Operation Big Ben was the title given to the dive-bombing British Spitfire missions against German mobile V-2 rocket launch sites in Holland between October 1944 and April 1945, during World War II. The code word 'Big Ben' meant 'V2 Rocket' and was used by the Filter Room at Fighter Command and by the pilots of the mission; but the phrase 'Operation Big Ben' was not used in official documentation (none found since the release of former Top Secret papers from the National Archive from January 2004), even though pilots (such as Flt Lt Raymond Baxter, who went on to become the voice of the Farnborough Air Show and BBC TV's technology programme Tomorrow's World) identified the sorties under the name 'Operation Big Ben'.

== Description ==
The missions were specific: Spitfire Mark XVI's with clipped wings, flew in formations of four aircraft (some Mark IX and some Mark XIV were also used occasionally) and dive-bombed the sites, sometimes through breaks in heavy cloud. Each Spitfire carried a 250lb bomb under each wing and a 500lb bomb under the fuselage. Very occasionally, if they were pin-pointing locations further away, they would carry only the two 250lb bombs or the 500lb bomb in order to save on fuel.

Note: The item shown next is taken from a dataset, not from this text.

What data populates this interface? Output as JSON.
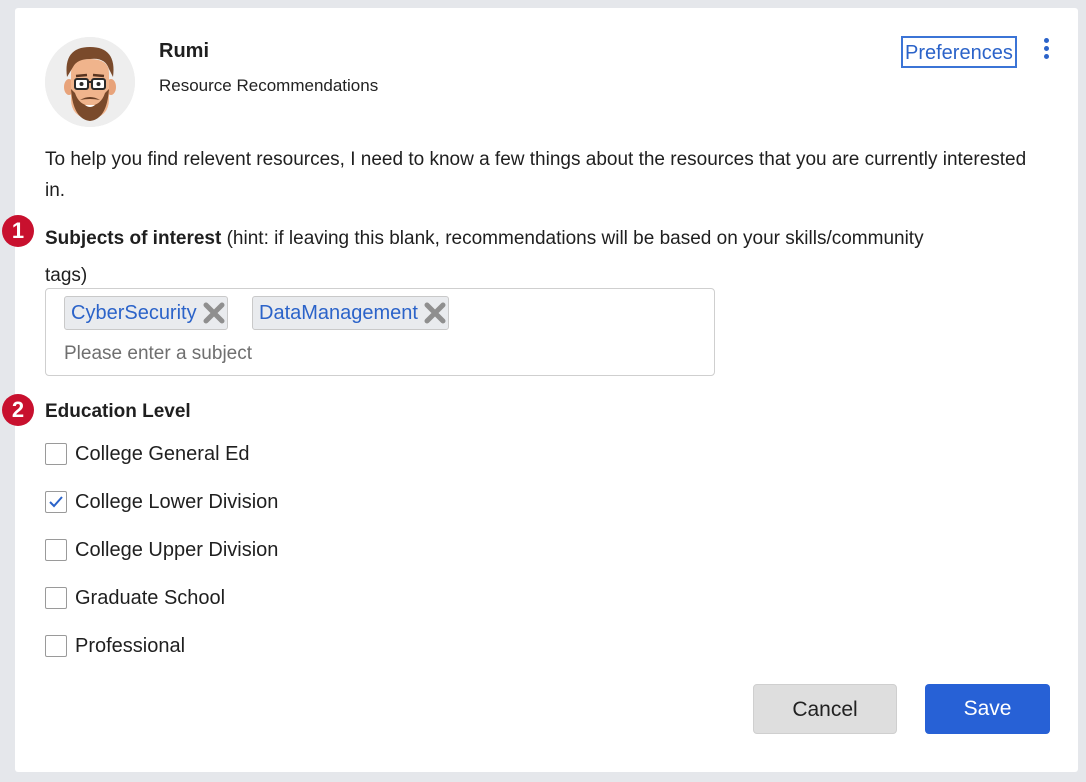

Although the operation has been the subject of two extensive books, the extent of the success of the missions is still not known. It is considered successful because it is appreciated that the Spitfires did destroy some of the mobile V2 launch sites, along with bridges, roads and railway tracks, which were crucial supply lines; but the operation didn't completely stop the rocket attacks.

In interview about 'Operation Big Ben', Flt Lt Raymond Baxter said that it was the most difficult operation he ever took part in during the Second World War and insisted that unequivocally, the operation was called 'Operation Big Ben'.

Over the ten years since the operation has been appreciated by aviation historians, a short CGI film has documented the missions, a limited-edition model of Raymond Baxter's Mark XVI Spitfire was produced (which he signed the plinth of each model) and two respected non-fiction books have become available.